Even if this madcap scheme could somehow be brought to fruition, I seriously doubt that the local infrastructure could begin to cope with so much strain on its limited resources. A recent report by the planning committee of the South East regional assembly questions whether even the projected housing growth in the Thames gateway is sustainable, given the limitations of our water supply and sewage treatment network and the fact that one of the lowest levels of annual rainfall in the country is found in the south-east, and north Kent in particular.
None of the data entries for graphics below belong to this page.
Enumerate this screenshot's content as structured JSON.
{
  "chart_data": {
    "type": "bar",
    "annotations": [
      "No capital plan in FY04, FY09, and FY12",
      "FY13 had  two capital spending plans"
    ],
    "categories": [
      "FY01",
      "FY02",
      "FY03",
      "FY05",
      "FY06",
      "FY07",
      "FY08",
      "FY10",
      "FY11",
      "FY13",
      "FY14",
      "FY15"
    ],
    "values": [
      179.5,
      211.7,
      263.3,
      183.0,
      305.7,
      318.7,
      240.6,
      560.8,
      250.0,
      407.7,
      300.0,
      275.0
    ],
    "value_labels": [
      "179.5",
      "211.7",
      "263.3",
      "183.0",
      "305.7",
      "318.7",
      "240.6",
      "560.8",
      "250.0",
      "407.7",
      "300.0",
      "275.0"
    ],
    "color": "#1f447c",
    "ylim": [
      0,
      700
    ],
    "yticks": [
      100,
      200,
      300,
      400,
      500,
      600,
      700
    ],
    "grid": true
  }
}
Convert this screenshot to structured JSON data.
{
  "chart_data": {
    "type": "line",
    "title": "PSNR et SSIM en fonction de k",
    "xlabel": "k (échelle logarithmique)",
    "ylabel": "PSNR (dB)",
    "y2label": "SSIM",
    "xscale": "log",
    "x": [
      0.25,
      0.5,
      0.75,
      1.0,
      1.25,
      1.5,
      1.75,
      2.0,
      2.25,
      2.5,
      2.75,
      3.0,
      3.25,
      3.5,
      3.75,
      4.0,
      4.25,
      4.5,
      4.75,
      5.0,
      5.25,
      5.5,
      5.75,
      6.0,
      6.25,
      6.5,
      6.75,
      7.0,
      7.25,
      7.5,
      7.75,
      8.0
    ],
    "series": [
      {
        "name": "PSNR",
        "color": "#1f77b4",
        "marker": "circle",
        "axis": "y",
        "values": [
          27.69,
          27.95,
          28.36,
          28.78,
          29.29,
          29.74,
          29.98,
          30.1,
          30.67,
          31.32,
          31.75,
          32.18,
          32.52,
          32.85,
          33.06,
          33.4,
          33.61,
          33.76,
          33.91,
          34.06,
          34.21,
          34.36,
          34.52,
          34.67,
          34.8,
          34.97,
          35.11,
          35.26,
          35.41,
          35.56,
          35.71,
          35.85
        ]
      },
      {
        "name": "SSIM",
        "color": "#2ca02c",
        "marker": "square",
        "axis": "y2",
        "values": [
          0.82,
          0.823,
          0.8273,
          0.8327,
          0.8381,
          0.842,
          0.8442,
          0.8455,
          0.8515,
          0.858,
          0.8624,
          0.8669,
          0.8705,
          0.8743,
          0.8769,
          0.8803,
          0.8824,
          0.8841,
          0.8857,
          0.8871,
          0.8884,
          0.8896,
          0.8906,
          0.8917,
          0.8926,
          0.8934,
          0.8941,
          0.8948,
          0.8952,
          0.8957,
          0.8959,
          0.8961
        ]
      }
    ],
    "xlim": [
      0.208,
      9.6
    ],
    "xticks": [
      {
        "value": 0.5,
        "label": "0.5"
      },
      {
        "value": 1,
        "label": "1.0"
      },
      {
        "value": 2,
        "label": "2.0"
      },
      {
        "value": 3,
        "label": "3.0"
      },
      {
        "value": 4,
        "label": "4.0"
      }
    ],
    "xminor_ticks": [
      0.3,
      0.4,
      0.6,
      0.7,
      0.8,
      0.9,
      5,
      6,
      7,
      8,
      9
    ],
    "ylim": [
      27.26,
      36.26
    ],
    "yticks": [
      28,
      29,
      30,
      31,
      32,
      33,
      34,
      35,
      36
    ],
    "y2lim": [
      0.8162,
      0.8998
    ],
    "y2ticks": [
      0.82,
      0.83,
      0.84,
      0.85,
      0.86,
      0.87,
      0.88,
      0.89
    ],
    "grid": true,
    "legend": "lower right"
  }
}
The Environment Agency has pointed out that per capita water consumption has risen by between 3 per cent. and 5 per cent. in the last 10 years, and that 80 per cent. of water in Kent comes from groundwater. The level of rainfall received by the south-east is the lowest among UK regions: it is only about 740 mm a year. All that will obviously put a huge strain on existing supply, and Kent county council estimates that an additional £70 million will be needed in Kent Thameside in the next few years to speed up utility connections, flood defences and land reclamation. We are already seeing signs that the infrastructure needs to be upgraded significantly even to deal with the planned development, let alone another entire city.

What about the effect on air quality? Dartford borough council has set up an air quality management area around the A282 tunnel approach road to mitigate the impact of traffic emissions. Traffic emissions in the area 72 per cent. above the Government's nitrogen dioxide objective, and 54 per cent. above the PM2—that refers to particulate matter—objective. Through traffic along the A282 accounts for at least 25 per cent. of emissions in the area.

As traffic levels in Kent Thameside increase over the next 20 years, air quality in Dartford could easily deteriorate further. Additional air quality management areas are already being planned at the Bean interchange, St. Clements way, East Hill and Park road, the Brent-Watling street junction and Lowfield street. Dartford council is at least doing its bit to monitor air quality, but we must ensure that an appropriate standard is maintained. Additional funds to promote more sustainable local transport solutions are urgently needed.

One obvious source of income is the Dartford river crossing. Each year it generates £55 million in income. Only about £1 million of that is earmarked for local transport uses in Kent Thameside. I believe that its share must be increased, as a matter of urgency.